New Jersey Governor Chris Christie came to Washington for 2 purposes this week: to take on the role of policy vice president of the Republican Governors Association and to deliver an address at the American Enterprise Institute-  a Republican think tank.

This address may have done for Christie what Barack Obama's address at the 2004 Democratic national convention did for Obama's career. Anybody watching highlights of the speech could only concur with what Professor Larry Sabato said about Christie in Politico" He has an electricity around him wholly absent around other candidates,”

Time magazine called his whirlwind visit to Washington "Mr. Christie comes to Washington", a play on the iconic Jimmy Stewart movie "Mister Smith comes Washington." Here was the legend of American politics: an anti-politician comes to the capital with plain talk and and shows the Beltway how to do things right.

If it was only natural that Christie resonated with conservatives,  when the liberal Washington Post  and LA Times joined  the rave reviews, it became a phenomenon.

Christie showed how to make his message nonpartisan. He savaged the Obama budget, but with a sense of regret. He, Christie, did not want the president to fail.  Had Obama leveled with the American people on the financial crisis, he would have insured his reelection. Instead, argued Christie, Obama offered them candy in the form of electric cars and high-speed Internet.

He pointed to Democratic governors such as neighboring New York's Andrew Cuomo and Jerry Brown in California, who had come to the same conclusions. There would be no electric cars and the Internet would be prohibitively priced if Washington failed to act on "3 big things" that Christie claims he has started in New Jersey:“It’s restoring and maintaining fiscal sanity. It’s getting our pension and health benefits under control, reformed and having the costs lowered, and it’s reforming an educational system that costs too much and produces too little.”

On the latter issue, Christie and his education Commissioner Chris Cerf, announced that they would tackle the LIFO - last in first out - policy embodied in New Jersey state law under which budget-related layoffs are based on seniority rather than merit. The situation today is the same as in Israel where a mediocre teacher with 10 years of seniority is untouchable, less in Israel, while superior younger teachers are most vulnerable.

 

The New Jersey Governor attacked both President Obama as well as the Republicans for dancing around the painful issues.
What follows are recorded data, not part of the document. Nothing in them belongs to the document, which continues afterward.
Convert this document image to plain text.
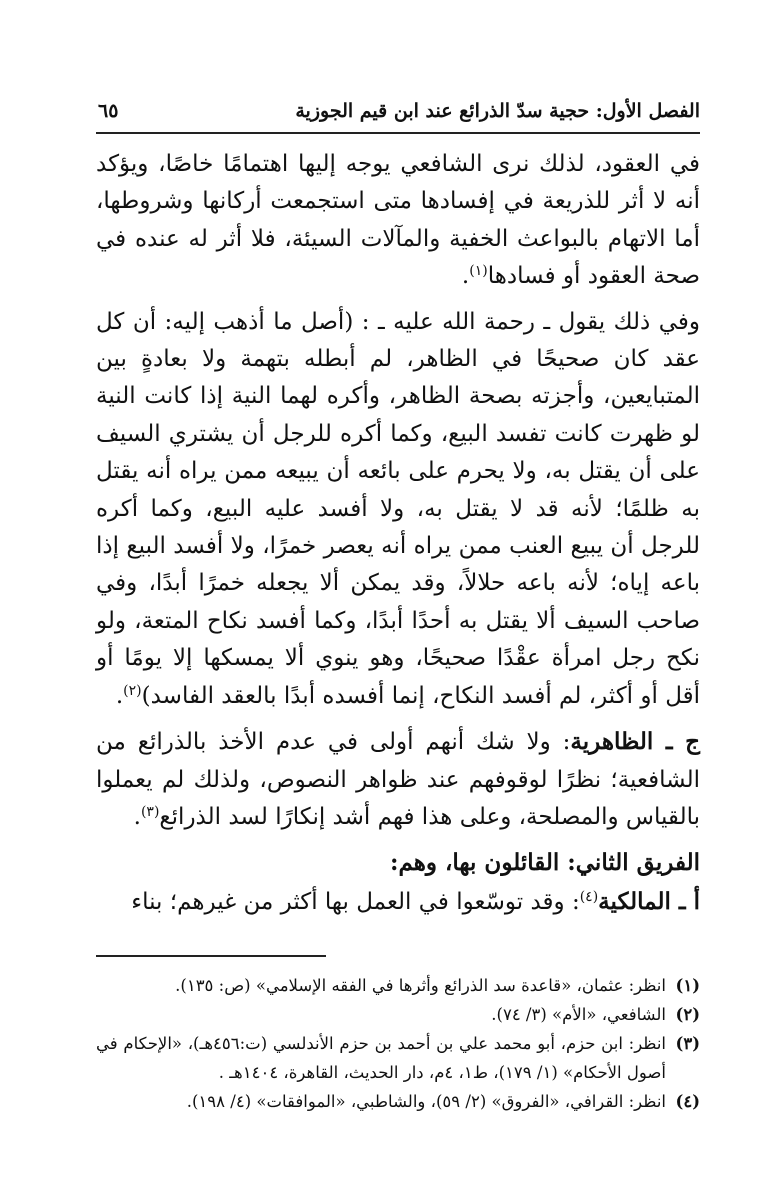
الفصل الأول: حجية سدّ الذرائع عند ابن قيم الجوزية
٦٥

في العقود، لذلك نرى الشافعي يوجه إليها اهتمامًا خاصًا، ويؤكد أنه لا أثر للذريعة في إفسادها متى استجمعت أركانها وشروطها، أما الاتهام بالبواعث الخفية والمآلات السيئة، فلا أثر له عنده في صحة العقود أو فسادها$^{(١)}$.

وفي ذلك يقول ـ رحمة الله عليه ـ : (أصل ما أذهب إليه: أن كل عقد كان صحيحًا في الظاهر، لم أبطله بتهمة ولا بعادةٍ بين المتبايعين، وأجزته بصحة الظاهر، وأكره لهما النية إذا كانت النية لو ظهرت كانت تفسد البيع، وكما أكره للرجل أن يشتري السيف على أن يقتل به، ولا يحرم على بائعه أن يبيعه ممن يراه أنه يقتل به ظلمًا؛ لأنه قد لا يقتل به، ولا أفسد عليه البيع، وكما أكره للرجل أن يبيع العنب ممن يراه أنه يعصر خمرًا، ولا أفسد البيع إذا باعه إياه؛ لأنه باعه حلالاً، وقد يمكن ألا يجعله خمرًا أبدًا، وفي صاحب السيف ألا يقتل به أحدًا أبدًا، وكما أفسد نكاح المتعة، ولو نكح رجل امرأة عقْدًا صحيحًا، وهو ينوي ألا يمسكها إلا يومًا أو أقل أو أكثر، لم أفسد النكاح، إنما أفسده أبدًا بالعقد الفاسد)$^{(٢)}$.

ج ـ الظاهرية: ولا شك أنهم أولى في عدم الأخذ بالذرائع من الشافعية؛ نظرًا لوقوفهم عند ظواهر النصوص، ولذلك لم يعملوا بالقياس والمصلحة، وعلى هذا فهم أشد إنكارًا لسد الذرائع$^{(٣)}$.

الفريق الثاني: القائلون بها، وهم:

أ ـ المالكية$^{(٤)}$: وقد توسّعوا في العمل بها أكثر من غيرهم؛ بناء

(١)
انظر: عثمان، «قاعدة سد الذرائع وأثرها في الفقه الإسلامي» (ص: ١٣٥).
(٢)
الشافعي، «الأم» (٣/ ٧٤).
(٣)
انظر: ابن حزم، أبو محمد علي بن أحمد بن حزم الأندلسي (ت:٤٥٦هـ)، «الإحكام في أصول الأحكام» (١/ ١٧٩)، ط١، ٤م، دار الحديث، القاهرة، ١٤٠٤هـ .
(٤)
انظر: القرافي، «الفروق» (٢/ ٥٩)، والشاطبي، «الموافقات» (٤/ ١٩٨).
"What is the truth nobody is talking about?..[ We] "need to raise the social security retirement age …Ooh, I said it. And I am standing here. I did not vaporize into the carpet."

 

Christie claims that such timidity is not only morally wrong but politically foolish. He pointed to his own improved ratings despite some of the painful cuts that he has made in New Jersey. Voters have responded to him because he treated them like adults.

 

Christie was insistent on scotching rumors that he was a presidential candidate claiming that the only way to completely quell these rumors was by committing suicide. It is however a fact that Christie is already the preferred candidate of columnists Anne Coulter and Jennifer Rubin.

 

The heavy set Christie (and he knows by self-deprecation how to turn his girth into an advantage) is a physical opposite of Obama. What Obama did prove in the 2008 primaries is that a candidate who can excite people can top more experienced candidates who failed to evoke similar passions.  At this stage already Christie appears a formidable candidate who could have the vice presidential nomination for the asking.